Relator adianta posição sobre temas centrais

Barbosa indica que deve considerar ilegais as operações bancárias envolvendo o Rural e as agências de Valério

EDUARDO BRESCIANI, RICARDO BRITO / BRASÍLIA, O Estado de S.Paulo

21 de agosto de 2012 | 03h06

Apesar do voto de forma "fatiada", o relator do processo do mensalão no Supremo Tribunal Federal, ministro Joaquim Barbosa, vem antecipando sua posição sobre alguns dos temas centrais do julgamento. Para ele, o esquema foi abastecido com recursos públicos, os empréstimos no Banco Rural foram simulados e a instituição montou um sistema de lavagem de dinheiro junto com o publicitário Marcos Valério.

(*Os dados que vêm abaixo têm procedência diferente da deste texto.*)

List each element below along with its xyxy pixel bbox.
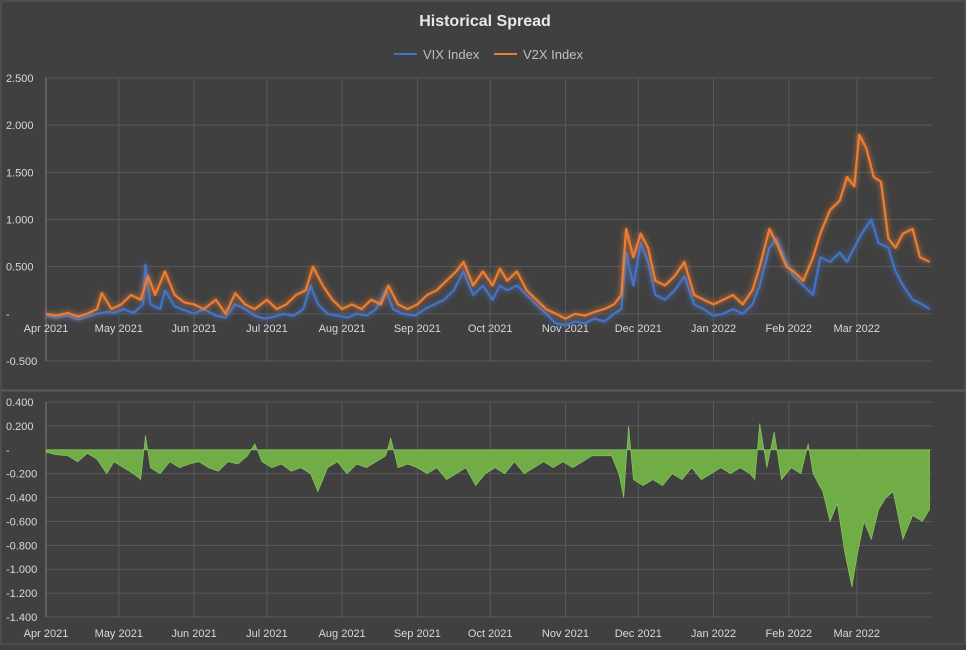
bottom-x-tick-label: Aug 2021 [319, 628, 366, 640]
legend: VIX Index V2X Index [394, 47, 583, 62]
top-x-tick-label: Jul 2021 [246, 323, 288, 335]
series-line-vix [45, 218, 931, 327]
legend-vix-label: VIX Index [423, 47, 480, 62]
top-y-tick-label: 0.500 [6, 262, 34, 274]
top-y-tick-label: 2.500 [6, 73, 34, 85]
series-line-v2x [45, 133, 931, 320]
bottom-chart-frame [0, 390, 966, 645]
top-chart-frame [0, 0, 966, 391]
top-y-tick-label: -0.500 [6, 356, 37, 368]
top-gridlines [45, 77, 932, 362]
top-x-tick-label: Mar 2022 [834, 323, 880, 335]
top-y-tick-label: 2.000 [6, 120, 34, 132]
bottom-y-tick-label: -1.000 [6, 564, 37, 576]
top-y-tick-label: 1.000 [6, 215, 34, 227]
bottom-x-tick-label: Oct 2021 [468, 628, 513, 640]
top-x-tick-label: May 2021 [95, 323, 143, 335]
bottom-y-tick-label: -0.600 [6, 516, 37, 528]
bottom-x-tick-label: Mar 2022 [834, 628, 880, 640]
top-y-tick-label: 1.500 [6, 167, 34, 179]
spread-area [45, 423, 930, 588]
top-x-tick-label: Jan 2022 [691, 323, 736, 335]
bottom-x-tick-label: May 2021 [95, 628, 143, 640]
bottom-y-tick-label: -0.200 [6, 469, 37, 481]
bottom-x-tick-label: Nov 2021 [542, 628, 589, 640]
top-series [45, 133, 931, 327]
bottom-x-tick-label: Apr 2021 [24, 628, 69, 640]
bottom-y-tick-label: -1.200 [6, 588, 37, 600]
top-x-tick-label: Oct 2021 [468, 323, 513, 335]
top-x-tick-label: Aug 2021 [319, 323, 366, 335]
top-x-tick-label: Nov 2021 [542, 323, 589, 335]
bottom-x-tick-label: Jan 2022 [691, 628, 736, 640]
chart-title: Historical Spread [419, 13, 551, 30]
bottom-y-tick-label: 0.200 [6, 421, 34, 433]
bottom-x-tick-label: Feb 2022 [766, 628, 812, 640]
legend-v2x-label: V2X Index [523, 47, 583, 62]
top-x-tick-label: Apr 2021 [24, 323, 69, 335]
bottom-series [45, 423, 930, 588]
top-x-tick-label: Feb 2022 [766, 323, 812, 335]
bottom-x-tick-label: Jul 2021 [246, 628, 288, 640]
bottom-x-tick-label: Sep 2021 [394, 628, 441, 640]
bottom-y-tick-label: - [6, 445, 10, 457]
bottom-x-tick-label: Dec 2021 [615, 628, 662, 640]
bottom-y-tick-label: -0.800 [6, 540, 37, 552]
bottom-y-tick-label: 0.400 [6, 397, 34, 409]
top-y-tick-label: - [6, 309, 10, 321]
bottom-y-tick-label: -0.400 [6, 493, 37, 505]
bottom-y-tick-label: -1.400 [6, 612, 37, 624]
top-x-tick-label: Jun 2021 [171, 323, 216, 335]
bottom-axis-ticks: -1.400-1.200-1.000-0.800-0.600-0.400-0.2… [6, 397, 880, 640]
bottom-x-tick-label: Jun 2021 [171, 628, 216, 640]
top-x-tick-label: Dec 2021 [615, 323, 662, 335]
top-x-tick-label: Sep 2021 [394, 323, 441, 335]
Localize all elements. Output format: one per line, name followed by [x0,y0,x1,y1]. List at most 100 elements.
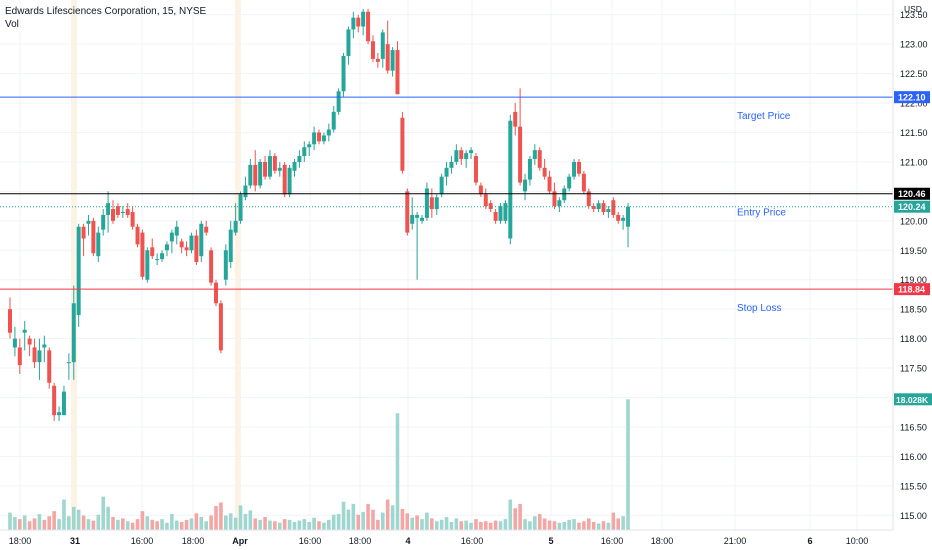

Barbosa já deu amostras também de que não aceitará a tese de caixa 2 para justificar o recebimento de recursos, nem que os acusados não soubessem que o dinheiro vinha da agência de Valério. O relator deixou clara a sua posição sobre os empréstimos, ao falar ontem sobre o que considera desvios de recursos no Banco do Brasil. "A SMPB, a DNA e a Graffiti simularam empréstimos, principalmente junto ao Banco Rural, em importante etapa na lavagem de recursos do Banco do Brasil", afirmou. "As empresas não tinham capacidade financeira para realizar empréstimos com valores tão elevados."

Foram denunciados por gestão fraudulenta relativa à concessão dos empréstimos quatro ex-dirigentes do Banco Rural: Kátia Rabello, José Roberto Salgado, Vinicius Samarane e Ayanna Tenório. Eles sustentam a legalidade, mas alegam também não ter vinculação direta com essa ação. Este será o próximo item a ser apreciado pelo STF. Os mesmos ex-dirigentes são também processados por lavagem de dinheiro.

Ontem, o criminalista Antônio Cláudio Mariz de Oliveira entregou novo memorial ao STF rebatendo a acusação contra Ayanna Tenório. Diz que ela ingressou no Rural em 2004 e não participou da celebração dos contratos de mútuos com as empresas de Marcos Valério com o PT e "jamais deles tratou".